Two things happened almost immediately: Trump dipped below 50% support in the RealClearPolitics average, and DeSantis shot up nearly 10 points. For the first time, the race seemed like a race. Republicans who wanted to move on from Trump were heartened. DeSantis, riding a wave of good coverage after his win, seemed like the man to beat Trump.

That continued for months. But DeSantis would only rise so high, and Trump would only fall so far. From mid-November 2022 until the end of March 2023, the newer, narrower race remained stable. At its closest point, in late February, Trump’s lead over DeSantis was 12.8 points. That was a lot closer than 30-plus points, but it was still a solid Trump lead.

Then the second race-changing event occurred. On March 30, Manhattan’s elected Democratic district attorney, Alvin Bragg, indicted Trump on 34 felony charges involving a payoff to porn star Stormy Daniels and the Trump Organization’s financial record-keeping. Many observers found the indictment weak — to this day, for example, we do not know what alleged offenses Bragg has relied on to upgrade misdemeanor charges into felonies. Beyond that, huge majorities of Republicans saw the indictment as politically motivated.

The race shifted immediately. Trump, who was at about 44% just before indictment, shot up above 50%. DeSantis, who had risen to 30%, fell to 25%. Trump’s lead over DeSantis, which had hovered around 30 points before DeSantis’s reelection and fell to around 15 points after, returned to the 30-point range.

Soon after, the third race-changing event occurred. It was not one single event but a series of developments involving lesser candidates. First, several new candidates entered: Asa Hutchinson, Chris Christie, Larry Elder, Francis Suarez, Doug Burgum, and others. Then, one candidate who had joined in February, entrepreneur Vivek Ramaswamy, made a small move upward in the polls.

None of that appeared to have any effect on Trump, who has moved around between 52% and 56% in recent weeks. But DeSantis has fallen further, at one point dipping below 20% support. He is now at 21.5%.

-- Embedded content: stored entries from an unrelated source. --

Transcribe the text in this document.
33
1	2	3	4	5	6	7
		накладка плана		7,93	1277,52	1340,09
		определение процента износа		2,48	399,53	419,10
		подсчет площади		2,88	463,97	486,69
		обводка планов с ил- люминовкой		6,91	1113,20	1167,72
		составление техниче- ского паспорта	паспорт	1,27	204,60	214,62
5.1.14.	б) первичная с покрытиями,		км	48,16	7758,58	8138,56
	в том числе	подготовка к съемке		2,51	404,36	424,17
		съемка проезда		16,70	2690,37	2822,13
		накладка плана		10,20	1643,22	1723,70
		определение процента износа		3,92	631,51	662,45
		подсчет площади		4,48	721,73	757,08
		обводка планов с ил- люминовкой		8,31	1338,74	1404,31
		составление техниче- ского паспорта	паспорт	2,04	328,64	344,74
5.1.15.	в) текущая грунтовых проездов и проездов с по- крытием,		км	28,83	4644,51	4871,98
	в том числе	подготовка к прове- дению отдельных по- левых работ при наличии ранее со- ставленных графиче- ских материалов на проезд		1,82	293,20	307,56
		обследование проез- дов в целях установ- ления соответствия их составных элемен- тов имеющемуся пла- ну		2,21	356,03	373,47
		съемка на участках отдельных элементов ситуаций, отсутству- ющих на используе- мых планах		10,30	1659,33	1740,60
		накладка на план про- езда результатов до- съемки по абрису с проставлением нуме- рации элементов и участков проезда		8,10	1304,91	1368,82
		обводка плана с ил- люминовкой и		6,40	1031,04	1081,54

Finally, there was the big event that does not seem to have affected the race. On June 8, Trump announced that he had been indicted by Justice Department special counsel Jack Smith in the classified documents case. He thus became the first president or former president ever to face federal charges. The indictment accuses Trump of 37 felonies. By all accounts, it is more serious and carefully drawn than the Manhattan indictment.

But as far as the polls are concerned, the federal indictment seems to have had little effect on Trump’s standing. Trump dipped about 3 points in the RealClearPolitics average after the indictment but remained above 50% the whole time. There are various theories to explain this, the simplest being that Republican voters already saw Trump as having been unfairly targeted by the Justice Department and saw the Smith indictment as just one more unfair attack on the former president.

So that’s where the race is now. Trump had a 30-point lead before DeSantis’s reelection victory and the other elections last November. He had a 15-point lead after that, which jumped back to 30 points after the Manhattan indictment. It remains there today.

Will anything change that? Can anything change that? Who knows? There’s no doubt that a number of campaigns, rather than having some clear theory of the race, are simply pushing on in hopes that something will happen. Something will happen to make Trump implode, or Trump will begin a long, slow slide, or something. If that happens, the others want to be in a position to take advantage of it.

But right now, Trump has a lead over the Republican field that is somewhere between that of a dominant candidate and an incumbent president. His challengers are learning there is little they can do to change that. They’re just hoping that some external force, some deus ex machina, intervenes to shake up the race.